The Cookstove Report (Fireplace Part XVII)
When we built the masonry alcove, I included conduit and an electrical box so that we could have electricity and light right at the stove. The light works well for illuminating what would otherwise be a shadowy brick closet. To keep readers oriented, I should mention that this alcove is back-to-back with the Rumford fireplace.
The entire alcove, including the floor, had to be complete before I could confidently fit up the stove pipe and fire the stove for the first time. The last place we laid the flagstone flooring was beneath the stove. Because the stove was already sitting in the alcove (and weighs maybe 1500 pounds), I used a car jack to lift the feet far enough off the ground to get the flagstones under them. To the left and right of the stove, I temporarily placed foam insulation to keep the stove from tipping within the alcove. I was glad to get the floor done and put the stove back on the ground, because this was not the most stable (or safe) configuration.
Fires are very easy to start in this stove, and although it is not 100.00% air tight, no smoke leaks out of the stove, because the flue is always pulling air from the stove. The cook top is hot enough to cook on within 20 minutes, but the oven takes a bit longer to come up to temperature. With the firebox loaded about 25% full, and the air inlet shut almost all the way down, the oven "wants" to stay about 375 to 425 degrees... wonderful! Open the air inlet too much, or put little pieces of really dry wood in the stove and the oven will shoot up to 600 degrees. Great for self-cleaning, but a little too hot for cookies and pies! Speaking of which, my wife has already cooked a some tasty pies in this oven.

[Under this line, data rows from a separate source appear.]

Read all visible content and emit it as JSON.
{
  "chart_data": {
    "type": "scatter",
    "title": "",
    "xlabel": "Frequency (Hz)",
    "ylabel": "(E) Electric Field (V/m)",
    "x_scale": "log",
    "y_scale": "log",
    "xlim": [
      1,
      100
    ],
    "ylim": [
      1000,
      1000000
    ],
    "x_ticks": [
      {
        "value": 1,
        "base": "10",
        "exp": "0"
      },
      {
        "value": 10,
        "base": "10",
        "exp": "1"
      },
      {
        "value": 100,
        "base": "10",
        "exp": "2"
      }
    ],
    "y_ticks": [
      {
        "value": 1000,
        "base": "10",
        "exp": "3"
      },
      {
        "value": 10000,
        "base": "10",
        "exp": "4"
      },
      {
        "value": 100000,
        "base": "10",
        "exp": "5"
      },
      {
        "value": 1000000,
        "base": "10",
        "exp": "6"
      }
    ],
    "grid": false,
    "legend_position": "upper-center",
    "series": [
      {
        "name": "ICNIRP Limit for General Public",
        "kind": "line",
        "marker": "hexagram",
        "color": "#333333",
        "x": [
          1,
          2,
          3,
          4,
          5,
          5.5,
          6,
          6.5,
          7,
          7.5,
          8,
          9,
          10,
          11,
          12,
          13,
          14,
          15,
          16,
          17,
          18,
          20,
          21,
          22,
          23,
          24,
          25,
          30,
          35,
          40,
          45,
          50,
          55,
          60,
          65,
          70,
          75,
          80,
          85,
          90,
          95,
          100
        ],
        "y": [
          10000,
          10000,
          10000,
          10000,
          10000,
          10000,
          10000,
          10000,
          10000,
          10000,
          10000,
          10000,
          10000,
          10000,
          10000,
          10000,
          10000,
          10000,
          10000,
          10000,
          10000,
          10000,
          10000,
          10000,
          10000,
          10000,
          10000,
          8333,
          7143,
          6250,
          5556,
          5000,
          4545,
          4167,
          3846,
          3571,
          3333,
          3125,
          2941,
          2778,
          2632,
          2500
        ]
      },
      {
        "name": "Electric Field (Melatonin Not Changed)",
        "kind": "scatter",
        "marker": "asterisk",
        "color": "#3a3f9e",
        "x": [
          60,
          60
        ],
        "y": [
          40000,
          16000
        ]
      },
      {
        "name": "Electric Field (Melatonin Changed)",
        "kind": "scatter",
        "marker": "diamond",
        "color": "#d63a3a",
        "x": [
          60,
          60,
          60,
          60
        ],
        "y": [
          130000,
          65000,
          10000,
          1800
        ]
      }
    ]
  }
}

In this final picture, I'm impressing my daughter with my culinary skills. She's patiently waiting in the wood storage area for me to finish cooking some frozen corn dogs for her. (A somewhat ironic choice for the first meal from our cook stove?) Home canned green beans are simmering on the cook top (compliments of my wife), and a pie (it was cooked a few days earlier in the pizza oven I think) is in the warming closet at the top of the oven.
Until we fired it up for the first time, I never realized how much cooking area these stoves have. You can place a pan (or your hand!) anywhere on the large stovetop and cook. A grocery bag full of wood is plenty enough to cook an entire meal with this stove. Unlike some stoves, this one is not designed to heat a house - in fact, it's so well insulated that you can safely place your hand on the side or back of the stove after it's been fired for the entire day. (But don't try touching the front doors or the cook top!) We have not yet figured out how to keep a fire going all night in the stove. The wood always burns up some time in the middle of the night. I suspect our flue has too much draft, because the fires burn hot even when the integral damper and air controls are shut all the way down. But, so far, we're really happy with the stove. It's another one of those products that has exceeded our expectations.